More information about Marilyn Artus’s ongoing project, Her Flag:
Her Flag is a nationwide art and travel project created by artist Marilyn Artus to celebrate the 100th anniversary of the 19th Amendment and the 72 years-long nonviolent struggle that kicked off voting for women in the United States.
Marilyn is collaborating with a woman artist from each of the 36 states that ratified the 19th Amendment into law to create a huge 18 x 26 foot flag. Each artist created artwork inspired by this anniversary, which Marilyn then turned into a stripe. Marilyn is currently traveling in order of ratification to each state and in a public performance, stitching each stripe onto Her Flag.
The culmination will be a new flag sewn as a thank you and a love letter to the states that ratified the 19th Amendment into law.
On June 13, Denise Duong’s stripe was sewn onto the flag to recognize Oklahoma’s ratification.

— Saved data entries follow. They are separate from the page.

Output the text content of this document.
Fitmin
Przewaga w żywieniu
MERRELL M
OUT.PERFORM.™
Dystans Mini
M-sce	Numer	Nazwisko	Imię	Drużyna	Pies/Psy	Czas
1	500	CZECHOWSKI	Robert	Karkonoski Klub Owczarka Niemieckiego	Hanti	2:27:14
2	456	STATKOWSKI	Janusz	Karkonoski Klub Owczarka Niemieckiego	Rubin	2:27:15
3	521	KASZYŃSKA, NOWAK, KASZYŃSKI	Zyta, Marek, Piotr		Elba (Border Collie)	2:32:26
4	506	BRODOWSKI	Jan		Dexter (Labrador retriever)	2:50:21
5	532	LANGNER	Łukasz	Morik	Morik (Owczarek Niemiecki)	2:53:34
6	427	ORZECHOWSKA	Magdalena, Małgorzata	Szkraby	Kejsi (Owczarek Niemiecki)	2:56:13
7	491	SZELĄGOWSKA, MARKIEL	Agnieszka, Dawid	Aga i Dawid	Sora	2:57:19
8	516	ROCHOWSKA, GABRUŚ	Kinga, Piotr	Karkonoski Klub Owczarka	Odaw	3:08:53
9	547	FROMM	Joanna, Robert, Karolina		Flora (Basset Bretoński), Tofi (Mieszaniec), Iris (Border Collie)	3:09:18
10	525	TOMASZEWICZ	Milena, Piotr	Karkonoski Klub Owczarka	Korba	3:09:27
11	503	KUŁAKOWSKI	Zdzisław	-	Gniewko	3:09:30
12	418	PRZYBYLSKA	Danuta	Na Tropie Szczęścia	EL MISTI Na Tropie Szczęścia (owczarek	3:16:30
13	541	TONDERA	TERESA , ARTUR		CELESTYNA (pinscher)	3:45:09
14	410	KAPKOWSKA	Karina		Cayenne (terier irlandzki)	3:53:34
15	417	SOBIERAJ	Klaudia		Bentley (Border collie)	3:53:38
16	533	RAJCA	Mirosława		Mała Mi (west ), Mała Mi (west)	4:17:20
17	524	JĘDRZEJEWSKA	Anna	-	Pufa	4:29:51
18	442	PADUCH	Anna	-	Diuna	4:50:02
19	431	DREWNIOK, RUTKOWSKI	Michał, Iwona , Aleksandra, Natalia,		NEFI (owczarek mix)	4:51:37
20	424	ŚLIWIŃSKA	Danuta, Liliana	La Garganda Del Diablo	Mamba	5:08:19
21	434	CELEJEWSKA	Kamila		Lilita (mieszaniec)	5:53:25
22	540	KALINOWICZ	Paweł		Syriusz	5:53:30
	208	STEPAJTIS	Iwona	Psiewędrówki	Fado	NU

To read more about Her Flag project, please visit: https://www.herflag.com/
About the artists:
Marilyn Artus is a mixed media artist who explores the female experience within her art making practice. She has exhibited in museums and galleries across the United States. Marilyn has also been a curator, commercial artist, burlesque promoter, event planner, and female artist mentor. She has created shows that explore the suffragist era in the U.S., paid tribute to an assortment of women in American history, and most recently been using the American flag as a vehicle for feminist exploration.
Find her on Instagram @marilynartus
I was born and raised in Oklahoma City, OK by two weirdo Vietnamese parents. Along with them was my wonderfully caring uncle, and my partner–in–crime sister and 2 cousins. As soon as I was able to figure out ways to leave home, I was out and about exploring the cracks and crannies of this crazy world. I attended art school in Chicago, and my wandering soul set me out to do what I do best, create things and explore. I have a deep love for nature, adventure, exploration, and working with my hands. These things influence me in everything that I do. Textures and using different processes entertain me. People entertain me. The world entertains me. I entertain myself. Cheers to yesterday, today, and tomorrow!